Building on four decades of experience in benchmarking competitiveness, the World Economic Forum published the
Global Competitiveness Report 2019 that offers insights into the economic prospects of 141 economies.
The assessment of the drivers of productivity and long-term economic growth is made taking into consideration 103 indicators organized into 12 themes (pillars) that cover broad socio-economic elements including institutions, infrastructure, adoption of information and communication technologies, macroeconomic stability, health, skills, product market, labour market, the financial system, market size, business dynamism and innovation capability.
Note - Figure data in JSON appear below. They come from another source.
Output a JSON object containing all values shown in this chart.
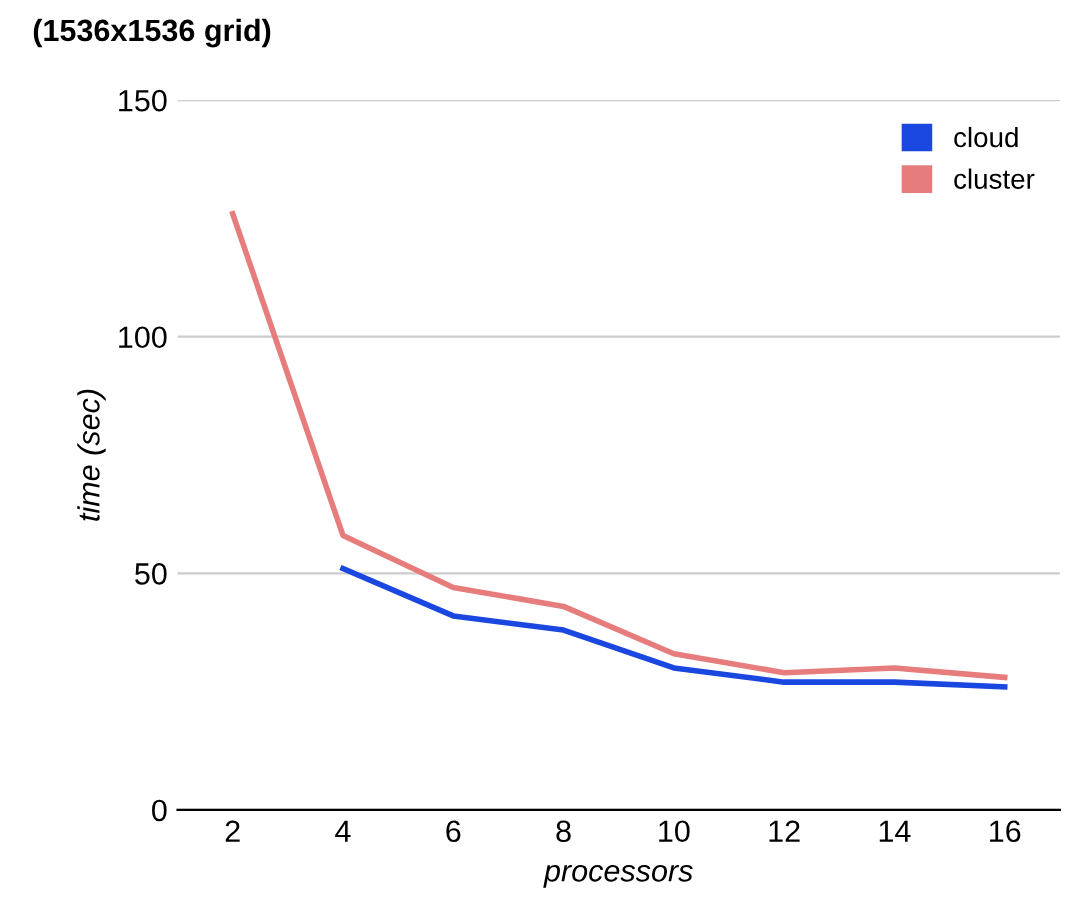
{
  "chart_data": {
    "type": "line",
    "title": "(1536x1536 grid)",
    "xlabel": "processors",
    "ylabel": "time (sec)",
    "categories": [
      "2",
      "4",
      "6",
      "8",
      "10",
      "12",
      "14",
      "16"
    ],
    "series": [
      {
        "name": "cloud",
        "color": "#1a47e0",
        "values": [
          null,
          51,
          41,
          38,
          30,
          27,
          27,
          26
        ]
      },
      {
        "name": "cluster",
        "color": "#e67c7c",
        "values": [
          126,
          58,
          47,
          43,
          33,
          29,
          30,
          28
        ]
      }
    ],
    "ylim": [
      0,
      150
    ],
    "yticks": [
      0,
      50,
      100,
      150
    ],
    "grid": "y",
    "legend": "top right",
    "marker": "none",
    "line_style": "solid"
  }
}
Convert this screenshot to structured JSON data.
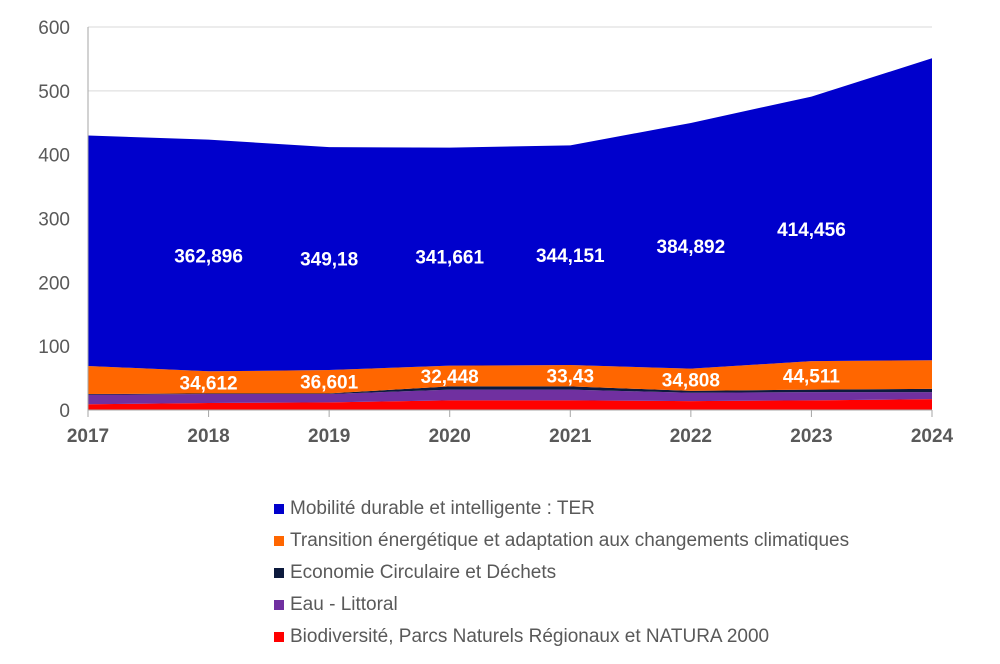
{
  "chart_data": {
    "type": "area",
    "stacked": true,
    "title": "",
    "xlabel": "",
    "ylabel": "",
    "x": [
      "2017",
      "2018",
      "2019",
      "2020",
      "2021",
      "2022",
      "2023",
      "2024"
    ],
    "ylim": [
      0,
      600
    ],
    "yticks": [
      0,
      100,
      200,
      300,
      400,
      500,
      600
    ],
    "grid": true,
    "legend_position": "bottom",
    "series": [
      {
        "name": "Biodiversité, Parcs Naturels Régionaux et NATURA 2000",
        "color": "#ff0000",
        "values": [
          9,
          11,
          12,
          15,
          15,
          14,
          15,
          17
        ],
        "labels": [
          null,
          null,
          null,
          null,
          null,
          null,
          null,
          null
        ]
      },
      {
        "name": "Eau - Littoral",
        "color": "#7030a0",
        "values": [
          15,
          14,
          13,
          17,
          17,
          13,
          13,
          11
        ],
        "labels": [
          null,
          null,
          null,
          null,
          null,
          null,
          null,
          null
        ]
      },
      {
        "name": "Economie Circulaire et Déchets",
        "color": "#0d1a3d",
        "values": [
          1,
          1,
          1,
          5,
          5,
          3,
          4,
          5
        ],
        "labels": [
          null,
          null,
          null,
          null,
          null,
          null,
          null,
          null
        ]
      },
      {
        "name": "Transition énergétique et adaptation aux changements climatiques",
        "color": "#ff6600",
        "values": [
          44,
          34.612,
          36.601,
          32.448,
          33.43,
          34.808,
          44.511,
          45
        ],
        "labels": [
          null,
          "34,612",
          "36,601",
          "32,448",
          "33,43",
          "34,808",
          "44,511",
          null
        ]
      },
      {
        "name": "Mobilité durable et intelligente : TER",
        "color": "#0000cc",
        "values": [
          361,
          362.896,
          349.18,
          341.661,
          344.151,
          384.892,
          414.456,
          473
        ],
        "labels": [
          null,
          "362,896",
          "349,18",
          "341,661",
          "344,151",
          "384,892",
          "414,456",
          null
        ]
      }
    ],
    "legend_order": [
      4,
      3,
      2,
      1,
      0
    ]
  },
  "colors": {
    "axis": "#a6a6a6",
    "grid": "#d9d9d9",
    "text": "#595959",
    "data_label": "#ffffff"
  }
}
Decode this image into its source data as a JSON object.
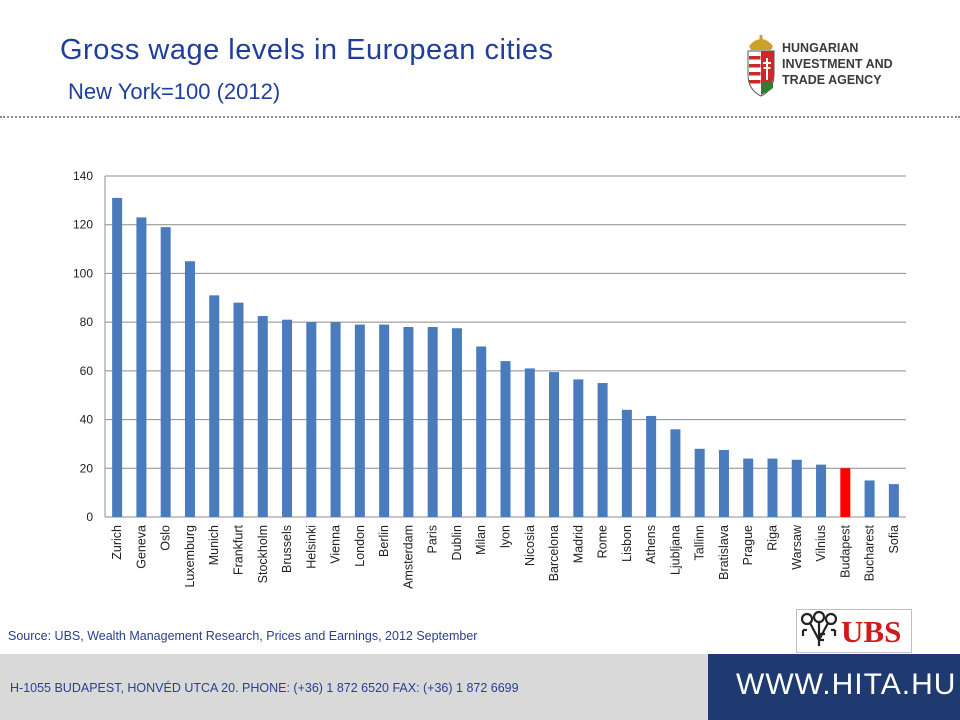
{
  "header": {
    "title": "Gross wage levels in European cities",
    "subtitle": "New York=100 (2012)"
  },
  "agency_logo": {
    "lines": [
      "HUNGARIAN",
      "INVESTMENT AND",
      "TRADE AGENCY"
    ],
    "icon": "hungarian-coat-of-arms-icon"
  },
  "chart_data": {
    "type": "bar",
    "categories": [
      "Zurich",
      "Geneva",
      "Oslo",
      "Luxemburg",
      "Munich",
      "Frankfurt",
      "Stockholm",
      "Brussels",
      "Helsinki",
      "Vienna",
      "London",
      "Berlin",
      "Amsterdam",
      "Paris",
      "Dublin",
      "Milan",
      "lyon",
      "Nicosia",
      "Barcelona",
      "Madrid",
      "Rome",
      "Lisbon",
      "Athens",
      "Ljubljana",
      "Tallinn",
      "Bratislava",
      "Prague",
      "Riga",
      "Warsaw",
      "Vilnius",
      "Budapest",
      "Bucharest",
      "Sofia"
    ],
    "values": [
      131,
      123,
      119,
      105,
      91,
      88,
      82.5,
      81,
      80,
      80,
      79,
      79,
      78,
      78,
      77.5,
      70,
      64,
      61,
      59.5,
      56.5,
      55,
      44,
      41.5,
      36,
      28,
      27.5,
      24,
      24,
      23.5,
      21.5,
      20,
      15,
      13.5
    ],
    "highlight_category": "Budapest",
    "bar_color": "#4a7bbd",
    "highlight_color": "#ff0000",
    "ylim": [
      0,
      140
    ],
    "yticks": [
      0,
      20,
      40,
      60,
      80,
      100,
      120,
      140
    ],
    "grid": true,
    "xlabel": "",
    "ylabel": ""
  },
  "source": "Source: UBS, Wealth Management Research, Prices and Earnings, 2012 September",
  "ubs_logo": {
    "text": "UBS",
    "icon": "ubs-keys-icon"
  },
  "footer": {
    "address": "H-1055 BUDAPEST, HONVÉD UTCA 20. PHONE: (+36) 1 872 6520  FAX: (+36) 1 872 6699",
    "url": "WWW.HITA.HU"
  }
}
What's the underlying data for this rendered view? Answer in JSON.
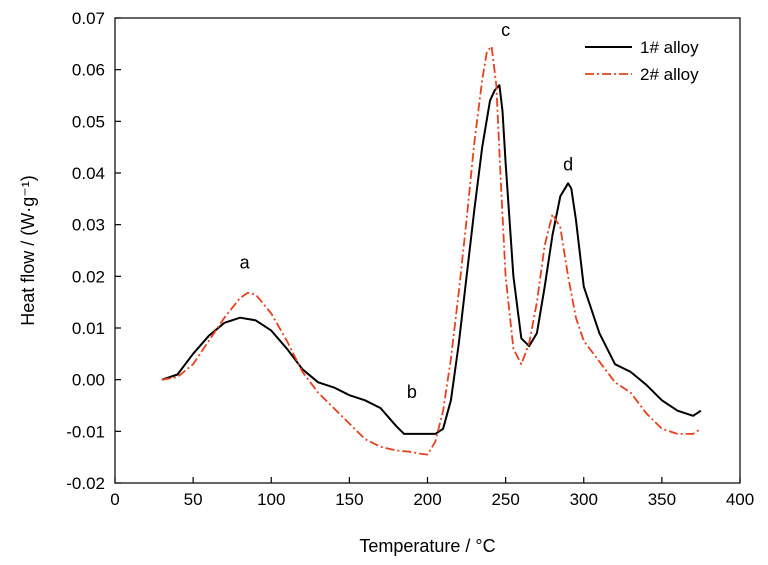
{
  "chart_data": {
    "type": "line",
    "xlabel": "Temperature / ",
    "xlabel_unit": "°C",
    "ylabel": "Heat flow / ",
    "ylabel_unit": "(W·g⁻¹)",
    "xlim": [
      0,
      400
    ],
    "ylim": [
      -0.02,
      0.07
    ],
    "xticks": [
      0,
      50,
      100,
      150,
      200,
      250,
      300,
      350,
      400
    ],
    "yticks": [
      -0.02,
      -0.01,
      0.0,
      0.01,
      0.02,
      0.03,
      0.04,
      0.05,
      0.06,
      0.07
    ],
    "ytick_labels": [
      "-0.02",
      "-0.01",
      "0.00",
      "0.01",
      "0.02",
      "0.03",
      "0.04",
      "0.05",
      "0.06",
      "0.07"
    ],
    "grid": false,
    "legend_position": "top-right",
    "series": [
      {
        "name": "1# alloy",
        "color": "#000000",
        "style": "solid",
        "x": [
          30,
          40,
          50,
          60,
          70,
          80,
          90,
          100,
          110,
          120,
          130,
          140,
          150,
          160,
          170,
          180,
          185,
          190,
          200,
          205,
          210,
          215,
          220,
          225,
          230,
          235,
          240,
          243,
          246,
          248,
          250,
          255,
          260,
          265,
          270,
          275,
          280,
          285,
          290,
          292,
          295,
          300,
          310,
          320,
          330,
          340,
          350,
          360,
          370,
          375
        ],
        "y": [
          0.0,
          0.001,
          0.005,
          0.0085,
          0.011,
          0.012,
          0.0115,
          0.0095,
          0.006,
          0.002,
          -0.0005,
          -0.0015,
          -0.003,
          -0.004,
          -0.0055,
          -0.009,
          -0.0105,
          -0.0105,
          -0.0105,
          -0.0105,
          -0.0095,
          -0.004,
          0.007,
          0.02,
          0.033,
          0.045,
          0.054,
          0.056,
          0.057,
          0.052,
          0.042,
          0.02,
          0.008,
          0.0065,
          0.009,
          0.018,
          0.028,
          0.0355,
          0.038,
          0.037,
          0.031,
          0.018,
          0.009,
          0.003,
          0.0015,
          -0.001,
          -0.004,
          -0.006,
          -0.007,
          -0.006
        ]
      },
      {
        "name": "2# alloy",
        "color": "#e8401c",
        "style": "dashdot",
        "x": [
          30,
          40,
          50,
          60,
          70,
          80,
          85,
          90,
          100,
          110,
          120,
          130,
          140,
          150,
          160,
          170,
          180,
          190,
          195,
          200,
          205,
          210,
          215,
          220,
          225,
          230,
          235,
          238,
          241,
          244,
          247,
          250,
          255,
          260,
          265,
          270,
          275,
          280,
          285,
          290,
          295,
          300,
          310,
          320,
          330,
          340,
          350,
          360,
          370,
          375
        ],
        "y": [
          0.0,
          0.0005,
          0.003,
          0.0075,
          0.012,
          0.0158,
          0.0168,
          0.0165,
          0.0128,
          0.0075,
          0.0015,
          -0.0025,
          -0.0055,
          -0.0085,
          -0.0115,
          -0.013,
          -0.0137,
          -0.014,
          -0.0143,
          -0.0145,
          -0.012,
          -0.006,
          0.004,
          0.017,
          0.031,
          0.046,
          0.058,
          0.0635,
          0.0645,
          0.057,
          0.038,
          0.02,
          0.006,
          0.003,
          0.007,
          0.015,
          0.026,
          0.032,
          0.0295,
          0.02,
          0.012,
          0.0075,
          0.0035,
          -0.0005,
          -0.0025,
          -0.0065,
          -0.0095,
          -0.0105,
          -0.0105,
          -0.0095
        ]
      }
    ],
    "annotations": [
      {
        "text": "a",
        "x": 83,
        "y": 0.0215
      },
      {
        "text": "b",
        "x": 190,
        "y": -0.0035
      },
      {
        "text": "c",
        "x": 250,
        "y": 0.0665
      },
      {
        "text": "d",
        "x": 290,
        "y": 0.0405
      }
    ]
  }
}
Despite its seventh place last year, Hong Kong SAR is on the third place overall in 2019, overtaking all EU Members and such jurisdictions as Japan, Switzerland or the UAE.
As it follows, Hong Kong SAR features in the top 10 of eight pillars – a record – and outperforms the OECD benchmark on every pillar. Hong Kong is ranked first on four pillars – the most of any economy – in which it is at, or near the frontier score of 100: Macroeconomic stability (100), Health (100), Financial system (91.4) and Product market (81.6).
The experts points out at two main factors that do not allow Hong Kong to be ranked higher:
- Its limited capability to innovate;
- The lack of worker rights’ protection.
The Global Competitiveness Report is designed to help policy-makers, business leaders and other stakeholders shape their economic strategies in the era of the Fourth Industrial Revolution.